By Bob Halstead
While you were all snug in front of your TV sets watching the weather update, I was out in it.
In Cyclone Guba, to be precise, which went from PNG to the Coral Sea in November 2007. Dinah and I were finding weird fish for BBC cameraman Peter Scoones for the next of the wonderful Blue Planet/Planet Earth series.
November weather in the Coral Sea is supposed to be calm. Many consider this to be the choice time of year. But the BBC and we were in a cyclone. I hasten to add that this storm had nothing to do with Global Warming. Forty years ago Cyclone Adele also formed in November and went from PNG into the Coral Sea. It has all happened before.
The growing cyclone appeared unannounced early one morning while we were aboard the good ship Marlin 1 anchored in Nuakata Bay. Our owner-skipper was Wayne Thompson, a very experienced man of the sea who understands the principle of anchoring. He had lots of heavy chain out. I expect the yacht anchored close by failed this essential as she started to drag across the anchorage.
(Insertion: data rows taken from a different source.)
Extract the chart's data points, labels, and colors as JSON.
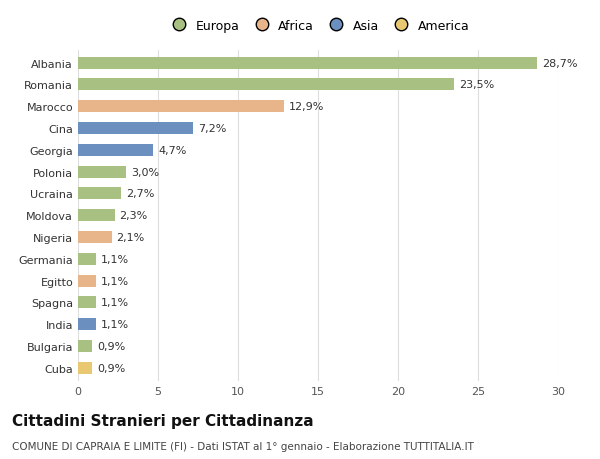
{
  "countries": [
    "Albania",
    "Romania",
    "Marocco",
    "Cina",
    "Georgia",
    "Polonia",
    "Ucraina",
    "Moldova",
    "Nigeria",
    "Germania",
    "Egitto",
    "Spagna",
    "India",
    "Bulgaria",
    "Cuba"
  ],
  "values": [
    28.7,
    23.5,
    12.9,
    7.2,
    4.7,
    3.0,
    2.7,
    2.3,
    2.1,
    1.1,
    1.1,
    1.1,
    1.1,
    0.9,
    0.9
  ],
  "labels": [
    "28,7%",
    "23,5%",
    "12,9%",
    "7,2%",
    "4,7%",
    "3,0%",
    "2,7%",
    "2,3%",
    "2,1%",
    "1,1%",
    "1,1%",
    "1,1%",
    "1,1%",
    "0,9%",
    "0,9%"
  ],
  "colors": [
    "#a8c182",
    "#a8c182",
    "#e8b48a",
    "#6b8fbf",
    "#6b8fbf",
    "#a8c182",
    "#a8c182",
    "#a8c182",
    "#e8b48a",
    "#a8c182",
    "#e8b48a",
    "#a8c182",
    "#6b8fbf",
    "#a8c182",
    "#e8c870"
  ],
  "legend_labels": [
    "Europa",
    "Africa",
    "Asia",
    "America"
  ],
  "legend_colors": [
    "#a8c182",
    "#e8b48a",
    "#6b8fbf",
    "#e8c870"
  ],
  "title": "Cittadini Stranieri per Cittadinanza",
  "subtitle": "COMUNE DI CAPRAIA E LIMITE (FI) - Dati ISTAT al 1° gennaio - Elaborazione TUTTITALIA.IT",
  "xlim": [
    0,
    30
  ],
  "xticks": [
    0,
    5,
    10,
    15,
    20,
    25,
    30
  ],
  "background_color": "#ffffff",
  "grid_color": "#dddddd",
  "bar_height": 0.55,
  "label_fontsize": 8,
  "tick_fontsize": 8,
  "title_fontsize": 11,
  "subtitle_fontsize": 7.5
}
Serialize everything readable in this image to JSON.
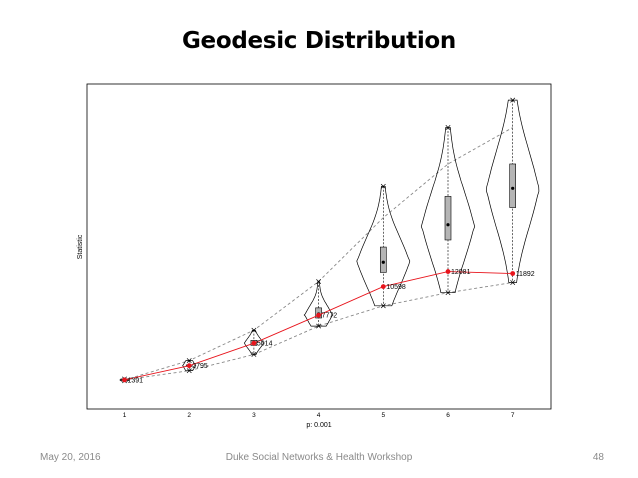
{
  "slide": {
    "title": "Geodesic Distribution",
    "footer_date": "May 20, 2016",
    "footer_center": "Duke Social Networks & Health Workshop",
    "page_number": "48"
  },
  "chart_data": {
    "type": "violin",
    "title": "",
    "xlabel": "p: 0.001",
    "ylabel": "Statistic",
    "categories": [
      "1",
      "2",
      "3",
      "4",
      "5",
      "6",
      "7"
    ],
    "observed": {
      "values": [
        1391,
        2795,
        5014,
        7772,
        10598,
        12081,
        11892
      ],
      "labels": [
        "1391",
        "2795",
        "5014",
        "7772",
        "10598",
        "12081",
        "11892"
      ],
      "color": "#e8141c"
    },
    "simulated": [
      {
        "x": 1,
        "median": 1391,
        "q1": 1365,
        "q3": 1415,
        "min": 1300,
        "max": 1480,
        "mean": 1391
      },
      {
        "x": 2,
        "median": 2795,
        "q1": 2740,
        "q3": 2870,
        "min": 2300,
        "max": 3300,
        "mean": 2800
      },
      {
        "x": 3,
        "median": 5014,
        "q1": 4800,
        "q3": 5300,
        "min": 3900,
        "max": 6300,
        "mean": 5050
      },
      {
        "x": 4,
        "median": 7800,
        "q1": 7500,
        "q3": 8500,
        "min": 6700,
        "max": 11100,
        "mean": 7900
      },
      {
        "x": 5,
        "median": 13050,
        "q1": 12000,
        "q3": 14500,
        "min": 8700,
        "max": 20500,
        "mean": 13000
      },
      {
        "x": 6,
        "median": 16600,
        "q1": 15200,
        "q3": 19500,
        "min": 10000,
        "max": 26300,
        "mean": 16700
      },
      {
        "x": 7,
        "median": 20200,
        "q1": 18400,
        "q3": 22700,
        "min": 11000,
        "max": 29000,
        "mean": 20300
      }
    ],
    "reference_lines": {
      "upper": [
        1391,
        3300,
        6300,
        11100,
        17400,
        22700,
        26300
      ],
      "lower": [
        1391,
        2300,
        3900,
        6700,
        8700,
        10000,
        11000
      ]
    },
    "ylim": [
      0,
      30000
    ],
    "grid": false,
    "legend": "none"
  }
}
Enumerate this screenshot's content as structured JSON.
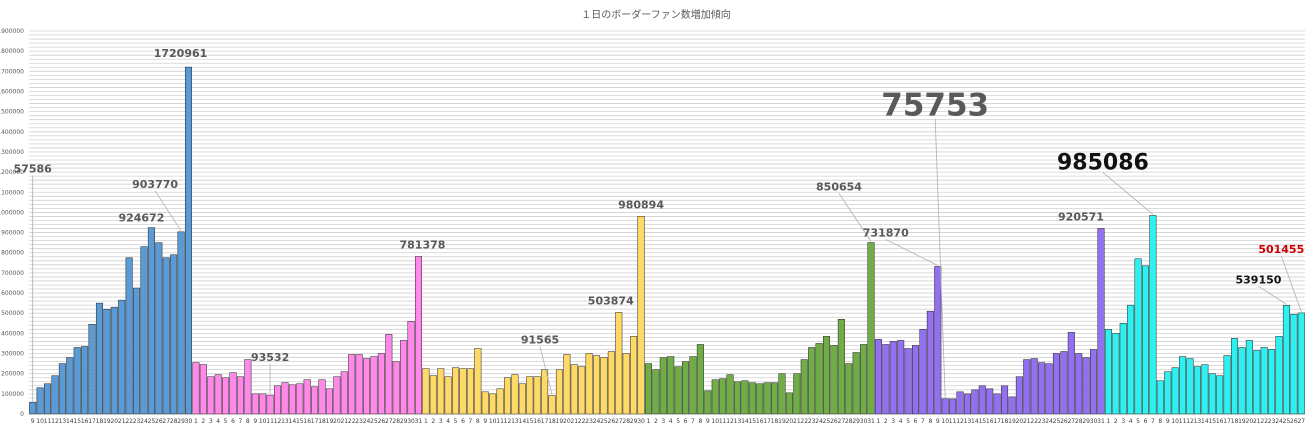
{
  "chart_data": {
    "type": "bar",
    "title": "１日のボーダーファン数増加傾向",
    "ylim": [
      0,
      1900000
    ],
    "yticks": [
      0,
      100000,
      200000,
      300000,
      400000,
      500000,
      600000,
      700000,
      800000,
      900000,
      1000000,
      1100000,
      1200000,
      1300000,
      1400000,
      1500000,
      1600000,
      1700000,
      1800000,
      1900000
    ],
    "ytick_labels": [
      "0",
      "100000",
      "200000",
      "300000",
      "400000",
      "500000",
      "600000",
      "700000",
      "800000",
      "900000",
      "1000000",
      "1100000",
      "1200000",
      "1300000",
      "1400000",
      "1500000",
      "1600000",
      "1700000",
      "1800000",
      "1900000"
    ],
    "series": [
      {
        "name": "blue",
        "color": "#5b9bd5",
        "days": [
          "9",
          "10",
          "11",
          "12",
          "13",
          "14",
          "15",
          "16",
          "17",
          "18",
          "19",
          "20",
          "21",
          "22",
          "23",
          "24",
          "25",
          "26",
          "27",
          "28",
          "29",
          "30"
        ],
        "values": [
          57586,
          130000,
          150000,
          190000,
          250000,
          280000,
          330000,
          335000,
          445000,
          550000,
          520000,
          530000,
          565000,
          775000,
          625000,
          830000,
          924672,
          850000,
          775000,
          790000,
          903770,
          1720961
        ]
      },
      {
        "name": "pink",
        "color": "#ff88e8",
        "days": [
          "1",
          "2",
          "3",
          "4",
          "5",
          "6",
          "7",
          "8",
          "9",
          "10",
          "11",
          "12",
          "13",
          "14",
          "15",
          "16",
          "17",
          "18",
          "19",
          "20",
          "21",
          "22",
          "23",
          "24",
          "25",
          "26",
          "27",
          "28",
          "29",
          "30",
          "31"
        ],
        "values": [
          255000,
          245000,
          185000,
          195000,
          180000,
          205000,
          185000,
          270000,
          100000,
          100000,
          93532,
          140000,
          155000,
          145000,
          150000,
          170000,
          135000,
          170000,
          125000,
          185000,
          210000,
          295000,
          295000,
          275000,
          285000,
          300000,
          395000,
          260000,
          365000,
          460000,
          781378
        ]
      },
      {
        "name": "yellow",
        "color": "#ffd966",
        "days": [
          "1",
          "2",
          "3",
          "4",
          "5",
          "6",
          "7",
          "8",
          "9",
          "10",
          "11",
          "12",
          "13",
          "14",
          "15",
          "16",
          "17",
          "18",
          "19",
          "20",
          "21",
          "22",
          "23",
          "24",
          "25",
          "26",
          "27",
          "28",
          "29",
          "30"
        ],
        "values": [
          225000,
          190000,
          225000,
          185000,
          230000,
          225000,
          225000,
          325000,
          110000,
          100000,
          125000,
          180000,
          195000,
          150000,
          185000,
          185000,
          220000,
          91565,
          220000,
          295000,
          245000,
          235000,
          300000,
          290000,
          280000,
          310000,
          503874,
          300000,
          385000,
          980894
        ]
      },
      {
        "name": "green",
        "color": "#70ad47",
        "days": [
          "1",
          "2",
          "3",
          "4",
          "5",
          "6",
          "7",
          "8",
          "9",
          "10",
          "11",
          "12",
          "13",
          "14",
          "15",
          "16",
          "17",
          "18",
          "19",
          "20",
          "21",
          "22",
          "23",
          "24",
          "25",
          "26",
          "27",
          "28",
          "29",
          "30",
          "31"
        ],
        "values": [
          250000,
          220000,
          280000,
          285000,
          235000,
          260000,
          285000,
          345000,
          115000,
          170000,
          175000,
          195000,
          160000,
          165000,
          155000,
          150000,
          155000,
          155000,
          200000,
          105000,
          200000,
          270000,
          330000,
          350000,
          385000,
          340000,
          470000,
          250000,
          305000,
          345000,
          850654
        ]
      },
      {
        "name": "purple",
        "color": "#9370f0",
        "days": [
          "1",
          "2",
          "3",
          "4",
          "5",
          "6",
          "7",
          "8",
          "9",
          "10",
          "11",
          "12",
          "13",
          "14",
          "15",
          "16",
          "17",
          "18",
          "19",
          "20",
          "21",
          "22",
          "23",
          "24",
          "25",
          "26",
          "27",
          "28",
          "29",
          "30",
          "31"
        ],
        "values": [
          370000,
          345000,
          360000,
          365000,
          325000,
          340000,
          420000,
          510000,
          731870,
          75753,
          75000,
          110000,
          100000,
          120000,
          140000,
          125000,
          100000,
          140000,
          85000,
          185000,
          270000,
          275000,
          255000,
          250000,
          300000,
          310000,
          405000,
          300000,
          280000,
          320000,
          920571
        ]
      },
      {
        "name": "cyan",
        "color": "#2ef0f0",
        "days": [
          "1",
          "2",
          "3",
          "4",
          "5",
          "6",
          "7",
          "8",
          "9",
          "10",
          "11",
          "12",
          "13",
          "14",
          "15",
          "16",
          "17",
          "18",
          "19",
          "20",
          "21",
          "22",
          "23",
          "24",
          "25",
          "26",
          "27"
        ],
        "values": [
          420000,
          400000,
          450000,
          540000,
          770000,
          735000,
          985086,
          165000,
          210000,
          230000,
          285000,
          275000,
          235000,
          245000,
          200000,
          190000,
          290000,
          375000,
          330000,
          365000,
          315000,
          330000,
          320000,
          385000,
          539150,
          495000,
          501455
        ]
      }
    ],
    "annotations": [
      {
        "text": "57586",
        "series": 0,
        "index": 0,
        "color": "#595959",
        "size": 11,
        "dx": 0,
        "dy": -230
      },
      {
        "text": "924672",
        "series": 0,
        "index": 16,
        "color": "#595959",
        "size": 11,
        "dx": -10,
        "dy": -6
      },
      {
        "text": "903770",
        "series": 0,
        "index": 20,
        "color": "#595959",
        "size": 11,
        "dx": -26,
        "dy": -44
      },
      {
        "text": "1720961",
        "series": 0,
        "index": 21,
        "color": "#595959",
        "size": 11,
        "dx": -8,
        "dy": -10
      },
      {
        "text": "93532",
        "series": 1,
        "index": 10,
        "color": "#595959",
        "size": 11,
        "dx": 0,
        "dy": -34
      },
      {
        "text": "781378",
        "series": 1,
        "index": 30,
        "color": "#595959",
        "size": 11,
        "dx": 4,
        "dy": -8
      },
      {
        "text": "91565",
        "series": 2,
        "index": 17,
        "color": "#595959",
        "size": 11,
        "dx": -12,
        "dy": -52
      },
      {
        "text": "503874",
        "series": 2,
        "index": 26,
        "color": "#595959",
        "size": 11,
        "dx": -8,
        "dy": -8
      },
      {
        "text": "980894",
        "series": 2,
        "index": 29,
        "color": "#595959",
        "size": 11,
        "dx": 0,
        "dy": -8
      },
      {
        "text": "850654",
        "series": 3,
        "index": 30,
        "color": "#595959",
        "size": 11,
        "dx": -32,
        "dy": -52
      },
      {
        "text": "731870",
        "series": 4,
        "index": 8,
        "color": "#595959",
        "size": 11,
        "dx": -52,
        "dy": -30
      },
      {
        "text": "75753",
        "series": 4,
        "index": 9,
        "color": "#595959",
        "size": 31,
        "dx": -10,
        "dy": -283
      },
      {
        "text": "920571",
        "series": 4,
        "index": 30,
        "color": "#595959",
        "size": 11,
        "dx": -20,
        "dy": -8
      },
      {
        "text": "985086",
        "series": 5,
        "index": 6,
        "color": "#111111",
        "size": 22,
        "dx": -50,
        "dy": -46
      },
      {
        "text": "539150",
        "series": 5,
        "index": 24,
        "color": "#111111",
        "size": 11,
        "dx": -28,
        "dy": -22
      },
      {
        "text": "501455",
        "series": 5,
        "index": 26,
        "color": "#cc0000",
        "size": 11,
        "dx": -20,
        "dy": -60
      }
    ]
  }
}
We had strong winds for a while, nothing too serious, but then it rained, rivers and creeks flooded and a brown slick spread across our dive sites. The visibility, down to depth of10 metres, was disgusting. It was clearer below, but dark, and we never saw the sun for the remainder of the expedition. Nevertheless we found the fish Peter was after and he shot some beautiful High Definition digital behaviour sequences.
Our main subject was to the “Convict Fish” (Pholidichthys leucotaenia). This fish looks very much like the common tropical catfish but does not have barbels. The juveniles, one to 10 cm long, swarm over the reef during daytime feeding on plankton. In the evening they go to bed in a burrow maintained by one or two large adults.
The adults clean the burrow by picking up sand and rubble and spitting it at the burrow entrance. The entrance is easily recognised by the fresh sand apron around it. In the morning the juveniles leave the burrow and start feeding again. What the adults feed on is uncertain, as they never leave the burrows. I like to think they are cannibals.
Unfortunately, this time it was far too dirty and dark for me to take good still photographs.
Which reminded me.
In 2000 I was diving with Peter from the dive boat Golden Dawn. We had been asked to find the fabulous Flamboyant Cuttlefish, one of our famous muck diving critters for the BBC film series “Blue Planet”. Flambo, as it is affectionately known, is a small cuttlefish that grows to about 12 cm. It is found on leaf and other debris where its dark phase colouration is a perfect disguise.
Instead of swimming, Flambo walks along the bottom on two of its tentacles and flaps of skin under its body. If disturbed, or courting, it flashes the most amazing rippling colours along its body. At the same time it creates fin-like appendages that could have been models for a 1950’s Cadillac catalogue.
I found the cuttlefish, and Peter started to film. During the course of the next four days he not only filmed the remarkable colour variations of the beast, he managed to film it mating. Without a doubt this was the most erotic sexual behaviour I have witnessed with non-humans under the ocean.
The male makes the first moves, doing a little dance and presenting his rod of joined tentacles to the larger female. After a while she gets turned on and – I blush to write this – faces the male, whips her tentacles up like a skirt, and presents her privates for the world to see. The male jumps at his chance, does his thing, and backs off accompanied by a puff of excess sperm.
This is very different from squid, octopus and other cuttlefish matings I have witnessed, which you would hardly recognise as sex unless you were told, or brought up a puritan.
Now here is my problem. I know you would love to see a photograph of the mating, but I have to tell you that I made the ultimate, but professional, sacrifice and did not pull the trigger on my perfectly set up camera – on both the two occasions that I witnessed the mating.
I was not going crazy, but Peter was filming and my strobe’s flash would have ruined his film sequence. Yes I had the right lens, film in my camera and fully charged strobes!
When Peter graciously offered the third opportunity for me to shoot my pictures, the male could not perform. He was shagged out! You can watch the mating sequence in the Blue Planet DVD. When you do, just remember I was right there repeating to myself “If You Cannot Take A Joke, Do Not Take Up Underwater Photography.”
I have never had another opportunity to shoot the mating Flamboyant Cuttlefish, but Peter returned to dive with us again. In spite of the cyclone, we had another great adventure, he got some wonderful footage of the Convict Fish and I shot – nothing at all!